The model then decides when to retrieve content based on the user Messages. The Assistants API automatically chooses between two retrieval techniques:

it either passes the file content in the prompt for short documents, or performs a vector search for longer documents Retrieval currently optimizes for quality by adding all relevant content to the context of model calls. We plan to introduce other retrieval strategies to enable developers to choose a different tradeoff between retrieval quality and model usage cost.

Really cool to see the Assistants API's nuanced document retrieval methods. Do you index over the text besides chunking it up and generating embeddings? I'm curious about the indexing and the depth of analysis for longer docs, like assessing an author's tone chapter by chapter—vector search might have its limits there. Plus, the process to shape user queries into retrievable embeddings seems complex. Eager to hear more about these strategies, at least what you can spill!
> or performs a vector search for longer documents

so, clients upload all their docs to OpenAI database?..

Embedding is poor man's context length increase. It essentially increases your context length but with loss.

There is a cost argument to make still, embedding-based approach will be cheaper and faster, but worse result than full text.

That being said, I don't see how those embedding startups compete with OpenAI, no one will be able to offer better embedding than OpenAI itself. It is hardly a convincing business.

The elephant in the room is the open source models aren't able to match up to OpenAI models, and it is qualitative, not quantitive.

For embeddings specifically, there are multiple open source models that outperform OpenAI’s best model (text-embedding-ada-002) that you can see on the MTEB Leaderboard [1]

> embedding-based approach will be cheaper and faster, but worse result than full text

I’m not sure results would be worse, I think it depends on the extent to which the models are able to ignore irrelevant context, which is a problem [2]. Using retrieval can come closer to providing only relevant context.

1. https://huggingface.co/spaces/mteb/leaderboard

2. https://arxiv.org/abs/2302.00093

> on the MTEB Leaderboard

The point isn't about leaderboard. With increasing context length, the question is on whether we need embeddings or not. With longer context length, embeddings is no longer a necessity, and it lowers its value.

For more trivial use cases, sure, but not for harder stuff like working with US law and precedent.

The US Code is on the order of tens of millions of tokens and I shudder to think how many billions of tokens make up all the judicial opinions that set or interpreted precedent.
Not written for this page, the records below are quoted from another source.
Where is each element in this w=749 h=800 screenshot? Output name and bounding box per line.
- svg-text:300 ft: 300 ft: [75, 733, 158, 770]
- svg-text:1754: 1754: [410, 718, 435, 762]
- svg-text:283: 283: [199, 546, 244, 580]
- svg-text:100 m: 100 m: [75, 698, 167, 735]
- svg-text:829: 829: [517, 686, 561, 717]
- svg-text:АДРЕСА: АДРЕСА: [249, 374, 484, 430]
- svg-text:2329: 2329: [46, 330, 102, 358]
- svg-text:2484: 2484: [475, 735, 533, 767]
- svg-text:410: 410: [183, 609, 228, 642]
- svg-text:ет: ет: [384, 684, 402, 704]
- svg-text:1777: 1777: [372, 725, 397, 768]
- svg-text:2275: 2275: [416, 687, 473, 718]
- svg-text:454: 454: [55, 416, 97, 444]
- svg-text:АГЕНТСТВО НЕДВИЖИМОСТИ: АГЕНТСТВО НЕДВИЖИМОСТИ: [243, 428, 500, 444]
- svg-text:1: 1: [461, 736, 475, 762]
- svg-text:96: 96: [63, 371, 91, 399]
OP is incorrect. Embeddings are still needed since (1) context windows can't contain all data and (2) data memorization and continuous retraining is not yet viable.
But the common use case of using a vector DB to pull in augmentation appears to now be handled by the Assistants API. I haven't dug into the details yet but it appears you can upload files and the contents will be used (likely with some sort of vector searching happening behind the scenes).
"yet"
It's also much slower. LLMs are generating text token at a time. That's not very good for search.

Pre-search tokenization however, probably a good fit for LLMs.

There is not much info about retrieval/RAG in their docs at the moment - did you find any example on how is the retrieval supposed to work and how to give it access to a DB?
Checking hn and product hunt a few times a week gives you most of that awareness and I don’t need to remind you about the person behind hn ‘sama’ handle.
more startups should focus on foundation models, it's where the meat is. Ideally there won't be a need for any startup as the platform should be able to self-build whatever the customer wants.
We don't want Open AI to win everything.
Where is the part about embeddings?
There will be a lot of startups who rely on marketing aggressively to boomer-led companies who don't know what email is and hoping their assistant never types OpenAI into Google for them.